Hanno preparato l'altare con attrezzi di lavoro e lamiere. E tutti poi d'intorno all'altare come intorno ad una tavola di famiglia.
Un silenzio enorme.
Può darsi che molti non siano credenti. Forse alcuni hanno voluto questa Messa per interesse di pubblicità: ma a me non importava nulla dei motivi e delle intenzioni - e nel caso ero felice che almeno quella Messa «servisse» a dei poveri, a degli operai: troppe volte ho tanto sofferto nel dover fare Messe e funzioni sacre che «servivano» soltanto ai ricchi - l'importante era che Dio fosse lì fra i poveri, che Gesù Cristo consumasse lì, fra gli operai, il Suo Sacrificio di Redenzione, che fosse presente - vivo e vero - a dare senso, significato, valore infinito ed eterno a questa povera vicenda umana, a queste situazioni d'ingiustizia, a questa sofferenza per i diritti fondamentali alla vita. Il Figlio di Dio coinvolto in questa tragedia umana. Il Suo Amore in questa nostra spaventosa miseria di comprensione fraterna.
Ho detto loro queste cose con le lacrime agli occhi e con l'anima tesa e aperta ad una comunicazione di tutta la Verità.
Qualcosa vi era di limpida purezza e di verginale sincerità in quei pochi minuti: il Mistero di Gesù presente in tutta la Sua realtà umana e divina e la mia Fede intera e totale e la loro sofferenza: vi era abbastanza perché nascesse sotto il baraccone, fra quei carri merci ferroviari in riparazione, fra quei poveri uomini carichi di sofferenza e d'incertezza e un povero prete in condizioni di illegalità a celebrare la S. Messa, nascesse e fruttificasse la speranza di un Amore e la realtà di una Salvezza, la fiducia in una Giustizia che non fallisce perché c'è Dio.

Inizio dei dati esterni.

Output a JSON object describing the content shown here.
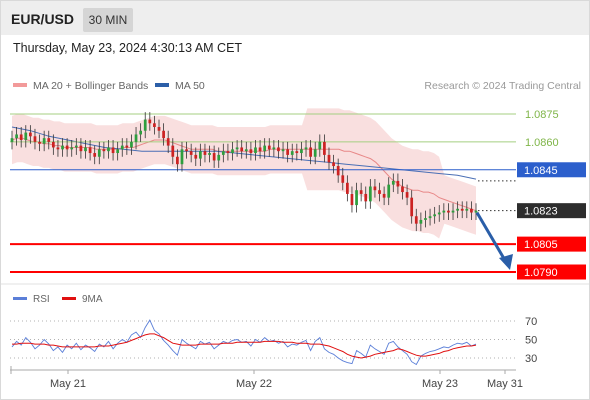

E la pena di uomini, l'angoscia di una lotta, la tragedia di tanta esistenza saliva a Dio in cerca di Amore e di Redenzione affidandosi al Mistero di Gesù Cristo, Figlio di Dio e fratello nostro, fatto noi tutti fino alla morte.
Dopo la Messa mi è sembrata cosa puerile e ridicola quella dichiarazione che mi è stata letta da un inviato della Direzione nella quale mi si diceva che, a seguito della mia violazione di domicilio, la Direzione si riservava di prendere tutti i provvedimenti che riteneva più opportuni. D'accordo: che la legge facesse pure il suo corso, ma nel cuore adoravo la libertà dei Figli di Dio, vasta e aperta e inincatenabile «come il vento che spira dove vuole e ne senti la voce, ma non sai donde venga né dove vada: perché così è d'ognuno che è nato dallo Spirito» (Giov. 3, 8).
Enormi strette di mano e mi accompagnavano al muro della legge: ora dovevo scavalcarlo per ritornare nella legalità degli uomini onesti, galantuomini, saggi e prudenti (cioè quelli che stanno bene, hanno il conto in banca, un impiego sicuro, appoggi potenti, posizioni di privilegio).
Stavo pensando se Dio era più di là o di qua dal muro. E mi ricordavo di Gesù e della Sua storia di Figlio di Dio fatto Uomo e mi colmava il cuore di gioia pensare che Lui aveva scelto di vivere la Sua vita terrena e umana al di qua del muro, dove sono chiusi come in campo di concentramento i poveri, i deboli, chi è nulla e zero nella vita. E per questo l'avevano condannato come un malfattore e un sovvertitore dell'ordine pubblico, alla morte di Croce e ve l'avevano inchiodato fra due ladri, lasciandovelo morire dissanguato.
Ma aveva perdonato perché nessuno rimanesse fuori dal Suo Amore e quindi con Amore ho risalito il muro della legge e sono tornato fra «gli altri»: mi aspettavano nella mia piccola Chiesa perché io celebrassi la Messa per loro, per loro e per tutti, perché almeno in Dio, per l'adorabile presenza di Gesù, vincolo d'Amore, possiamo essere tutti fratelli.